Springfield, Illinois. Summer, 1999. A storm is brewing - well, a few storms, if you want to get metaphorical about it. Uncle Harvey, who apparently used to be a pretty normal guy, has lately found the bend in the road, and gone briskly around it. He is, to use a very gentle term, not golfing with a full set of clubs. Uncle Harvey believes, and this is a little hard to explain in just a few words, that he is ... connected, I suppose, with the Weather Channel - that he is, in fact, their 'Local Forecast.'

Sorry if that sounds vague: Thompson handles this, and the whole novel, in a very subtle way, building layer upon layer of weirdness until we get a clear picture of this unusual assortment of people she's created.
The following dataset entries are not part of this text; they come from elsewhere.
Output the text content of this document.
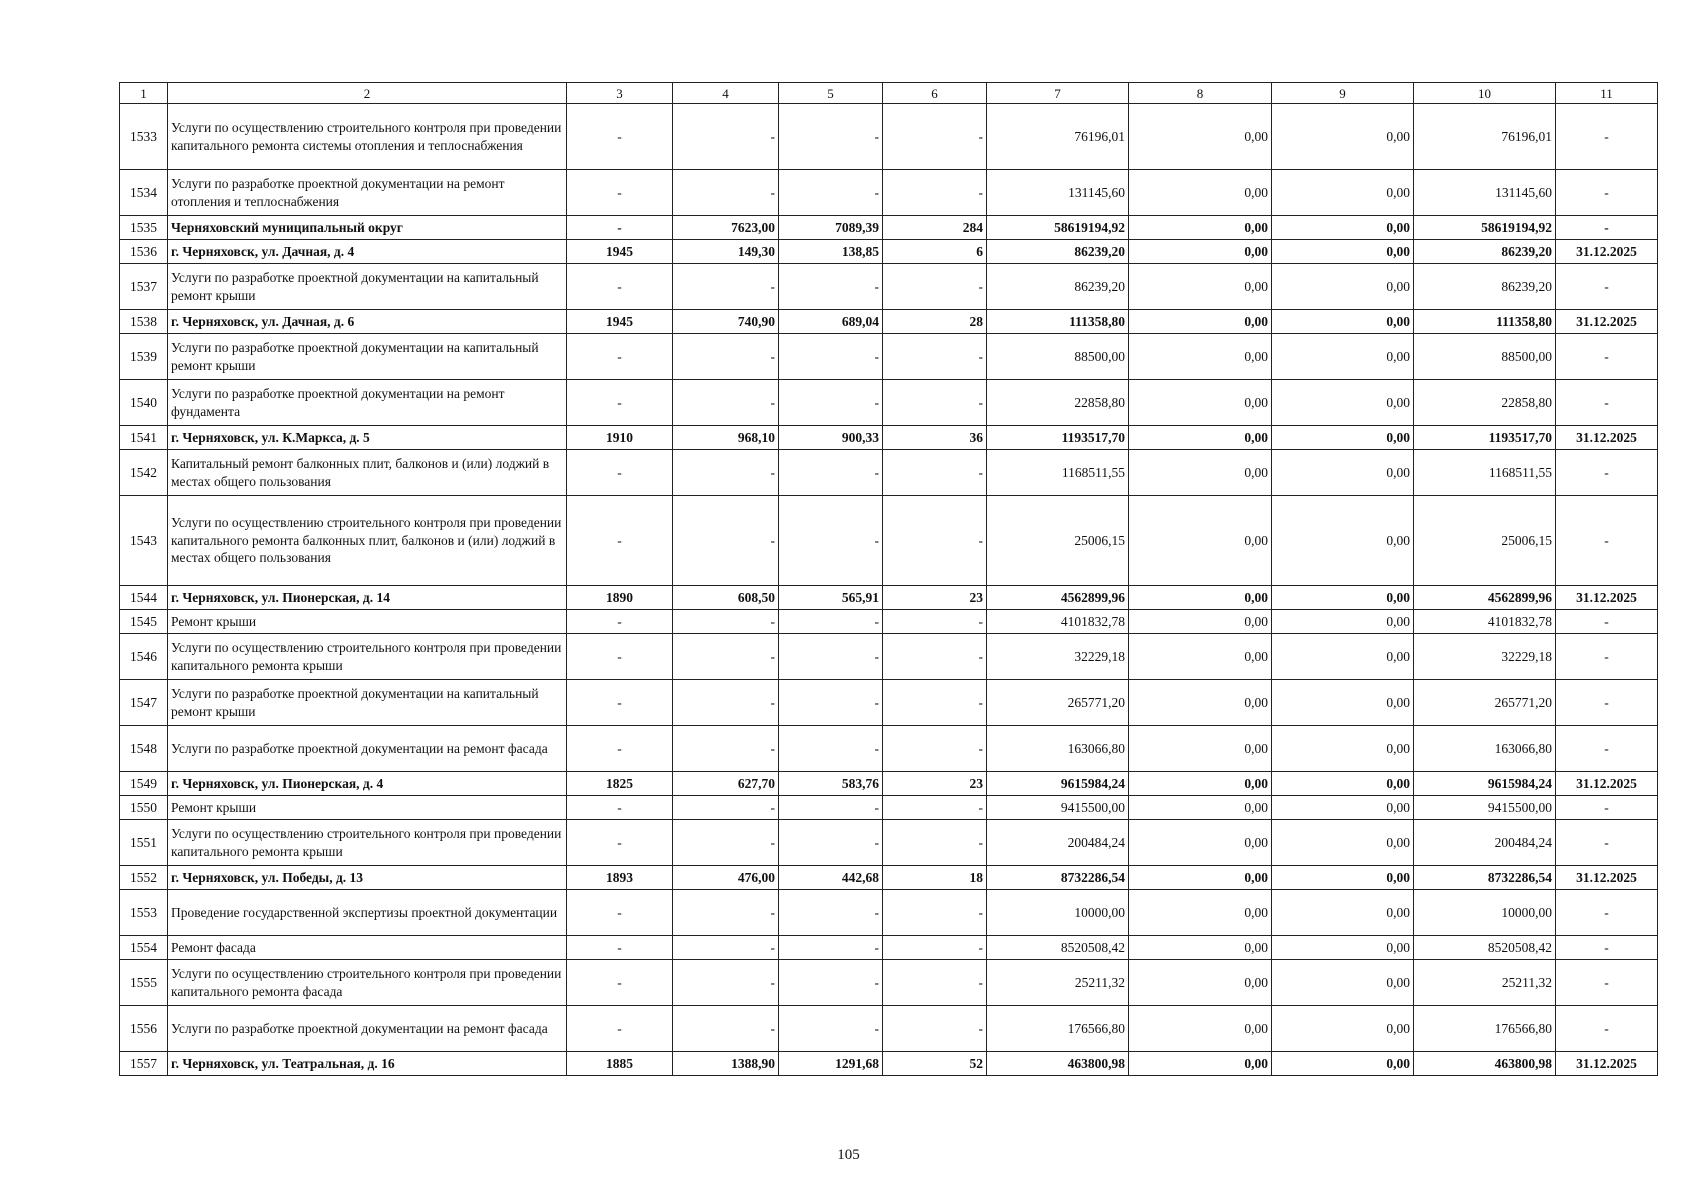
1	2	3	4	5	6	7	8	9	10	11
1533	Услуги по осуществлению строительного контроля при проведении капитального ремонта системы отопления и теплоснабжения	-	-	-	-	76196,01	0,00	0,00	76196,01	-
1534	Услуги по разработке проектной документации на ремонт отопления и теплоснабжения	-	-	-	-	131145,60	0,00	0,00	131145,60	-
1535	Черняховский муниципальный округ	-	7623,00	7089,39	284	58619194,92	0,00	0,00	58619194,92	-
1536	г. Черняховск, ул. Дачная, д. 4	1945	149,30	138,85	6	86239,20	0,00	0,00	86239,20	31.12.2025
1537	Услуги по разработке проектной документации на капитальный ремонт крыши	-	-	-	-	86239,20	0,00	0,00	86239,20	-
1538	г. Черняховск, ул. Дачная, д. 6	1945	740,90	689,04	28	111358,80	0,00	0,00	111358,80	31.12.2025
1539	Услуги по разработке проектной документации на капитальный ремонт крыши	-	-	-	-	88500,00	0,00	0,00	88500,00	-
1540	Услуги по разработке проектной документации на ремонт фундамента	-	-	-	-	22858,80	0,00	0,00	22858,80	-
1541	г. Черняховск, ул. К.Маркса, д. 5	1910	968,10	900,33	36	1193517,70	0,00	0,00	1193517,70	31.12.2025
1542	Капитальный ремонт балконных плит, балконов и (или) лоджий в местах общего пользования	-	-	-	-	1168511,55	0,00	0,00	1168511,55	-
1543	Услуги по осуществлению строительного контроля при проведении капитального ремонта балконных плит, балконов и (или) лоджий в местах общего пользования	-	-	-	-	25006,15	0,00	0,00	25006,15	-
1544	г. Черняховск, ул. Пионерская, д. 14	1890	608,50	565,91	23	4562899,96	0,00	0,00	4562899,96	31.12.2025
1545	Ремонт крыши	-	-	-	-	4101832,78	0,00	0,00	4101832,78	-
1546	Услуги по осуществлению строительного контроля при проведении капитального ремонта крыши	-	-	-	-	32229,18	0,00	0,00	32229,18	-
1547	Услуги по разработке проектной документации на капитальный ремонт крыши	-	-	-	-	265771,20	0,00	0,00	265771,20	-
1548	Услуги по разработке проектной документации на ремонт фасада	-	-	-	-	163066,80	0,00	0,00	163066,80	-
1549	г. Черняховск, ул. Пионерская, д. 4	1825	627,70	583,76	23	9615984,24	0,00	0,00	9615984,24	31.12.2025
1550	Ремонт крыши	-	-	-	-	9415500,00	0,00	0,00	9415500,00	-
1551	Услуги по осуществлению строительного контроля при проведении капитального ремонта крыши	-	-	-	-	200484,24	0,00	0,00	200484,24	-
1552	г. Черняховск, ул. Победы, д. 13	1893	476,00	442,68	18	8732286,54	0,00	0,00	8732286,54	31.12.2025
1553	Проведение государственной экспертизы проектной документации	-	-	-	-	10000,00	0,00	0,00	10000,00	-
1554	Ремонт фасада	-	-	-	-	8520508,42	0,00	0,00	8520508,42	-
1555	Услуги по осуществлению строительного контроля при проведении капитального ремонта фасада	-	-	-	-	25211,32	0,00	0,00	25211,32	-
1556	Услуги по разработке проектной документации на ремонт фасада	-	-	-	-	176566,80	0,00	0,00	176566,80	-
1557	г. Черняховск, ул. Театральная, д. 16	1885	1388,90	1291,68	52	463800,98	0,00	0,00	463800,98	31.12.2025
105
The point is, all Harvey knows, or apparently understands, is the Weather Channel. When you can get him to utter a coherent sentence, it's usually a weather forecast. That's Uncle Harvey: a sweetheart, but living on another intellectual plane.

Now here's his niece, Josie, a teenager, a young girl with - according to her mother, Elaine - some serious behavioral problems. Josie and Uncle Harvey will come together later in the novel, will unite to defeat a villain and change Harvey's life forever. We also have Rolondo, a rapscallion from L.A. who will wander into the lives of some of our new friends; he's a fascinating character, too. And can we forget Elaine, Josie's mom, whose efficiency in the business world conceals a desperate longing in her heart? I think not.

Thompson, who was nominated for a 1999 National Book Award for a collection of short fiction (Who Do You Love), writes delicately, letting the characters build themselves right before of our eyes. We come to like them, to care about them - not because Thompson requires us to, but because of who they are, and who they want to be. The novel's conclusion is emotionally satisfying, but not in a schmaltzy way. The novel reminds me a little of Ben Sherwood's The Man Who Ate the 747: it keeps you chuckling, until it sneaks up and smacks you with a serious moment or two. I liked it very much.